23 Sep 16 28 Nov 16

Nigeria: Treating malnourished children in Beni Shiekh

Child malnutrition is one of the main problems in Borno state. Beni Shiekh is one of the locations where Médecins Sans Frontières (MSF) is running nutritional programmes in the state. 

Fleeing violence

Al Zara is from Mainok, a town in Borno state that is frequently attacked by Boko Haram. Her son, a father of two girls, was killed during one of the attacks. Al Zara is at the therapeutic feeding centre that is managed by MSF in Damaturu, in neighbouring Yobe state, with her daughter-in-law and her two granddaughters who are both suffering from severe acute malnutrition.

The girls were referred from Beni Shiekh, a town in west Borno, where thousands of internally displaced people fleeing the violence have moved in recent months.


Displaced populations

In Beni Shiekh, around 30-40% of the population (roughly 33,000 people) is displaced, but the figure could be much higher. Many of those displaced live with local people, but many others have settled in government buildings.

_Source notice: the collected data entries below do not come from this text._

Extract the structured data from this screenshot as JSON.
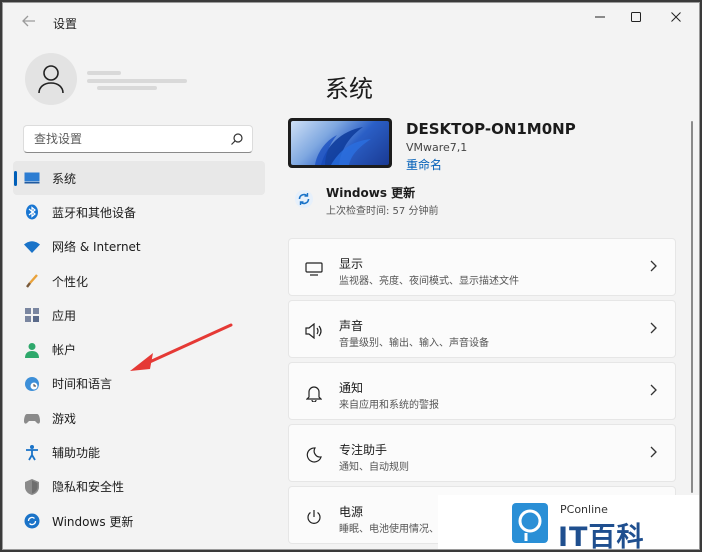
{
  "window": {
    "title": "设置",
    "back_icon": "back-arrow-icon",
    "controls": {
      "minimize": "—",
      "maximize": "□",
      "close": "✕"
    }
  },
  "search": {
    "placeholder": "查找设置"
  },
  "sidebar": {
    "items": [
      {
        "label": "系统",
        "icon": "monitor-icon",
        "active": true
      },
      {
        "label": "蓝牙和其他设备",
        "icon": "bluetooth-icon"
      },
      {
        "label": "网络 & Internet",
        "icon": "wifi-icon"
      },
      {
        "label": "个性化",
        "icon": "paintbrush-icon"
      },
      {
        "label": "应用",
        "icon": "apps-icon"
      },
      {
        "label": "帐户",
        "icon": "person-icon"
      },
      {
        "label": "时间和语言",
        "icon": "globe-clock-icon"
      },
      {
        "label": "游戏",
        "icon": "gamepad-icon"
      },
      {
        "label": "辅助功能",
        "icon": "accessibility-icon"
      },
      {
        "label": "隐私和安全性",
        "icon": "shield-icon"
      },
      {
        "label": "Windows 更新",
        "icon": "update-icon"
      }
    ]
  },
  "main": {
    "title": "系统",
    "device": {
      "name": "DESKTOP-ON1M0NP",
      "model": "VMware7,1",
      "rename": "重命名"
    },
    "windows_update": {
      "title": "Windows 更新",
      "subtitle": "上次检查时间: 57 分钟前"
    },
    "cards": [
      {
        "title": "显示",
        "subtitle": "监视器、亮度、夜间模式、显示描述文件",
        "icon": "display-icon"
      },
      {
        "title": "声音",
        "subtitle": "音量级别、输出、输入、声音设备",
        "icon": "speaker-icon"
      },
      {
        "title": "通知",
        "subtitle": "来自应用和系统的警报",
        "icon": "bell-icon"
      },
      {
        "title": "专注助手",
        "subtitle": "通知、自动规则",
        "icon": "moon-icon"
      },
      {
        "title": "电源",
        "subtitle": "睡眠、电池使用情况、",
        "icon": "power-icon"
      }
    ]
  },
  "watermark": {
    "sub": "PConline",
    "main": "IT百科"
  },
  "colors": {
    "accent": "#005fb8",
    "annotation_arrow": "#e53935"
  }
}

There are eight recognised camps within the town and several more in the suburbs. The main source of income for people comes from collecting firewood and then selling it on the roadside. 


Death by malnutrition

Malnutrition is one of the main problems, especially for children. The displaced people have been forced to flee their homes because of the violence and many of them have also left their farmlands behind. If there is any space to grow crops at the new sites where thousands of people have gathered, it is not large enough. 

Severe acute malnutrition can cause a child to die very quickly. So it is important to detect it and treat it quickly.

In Beni Shiekh, as well as in the neighbouring towns of Ngamdu and Minok, MSF assesses whether children under 5 years old are malnourished or not. Those who are suffering from severe acute malnutrition are immediately entered into the outpatient feeding programme. 


Nutritional assessments

Several mothers wait with their children for a nutritional assessment in Beni Shiekh. Often, mothers do not know that their child is malnourished, but they take them to the doctor thinking they have some other illness because they appear weaker and sick.

Most children are displaced but are living with the local community. MSF serves both communities.  


Treating Severe Acute Malnutrition

Zara Alamin is with her 5-month-old baby, who is suffering from severe acute malnutrition, at MSF’s outpatient feeding centre in Beni Shiekh.

Although this is the most serious type of malnutrition, it can be treated on an outpatient basis if there are no medical complications or other associated diseases. From mid-July to late August, 850 children have followed the outpatient programme. 


Attacked by Boko Haram

Seventy children have had to be referred from Beni Shiekh to Damaturu hospital because they needed hospital treatment. That was the case for this girl who is slowly recovering from severe acute malnutrition.

Her father was killed in an attack by Boko Haram three years ago and her mother was left to look after seven children. She survives on what her eldest son can manage to beg.  


Moving to stay alive

The main needs for the population in north-eastern Nigeria are food, protection, medical care, clean water and shelter.

These people have been suffering for years because of the violence and the conflict, and in many cases, they have had no choice but to move to stay alive.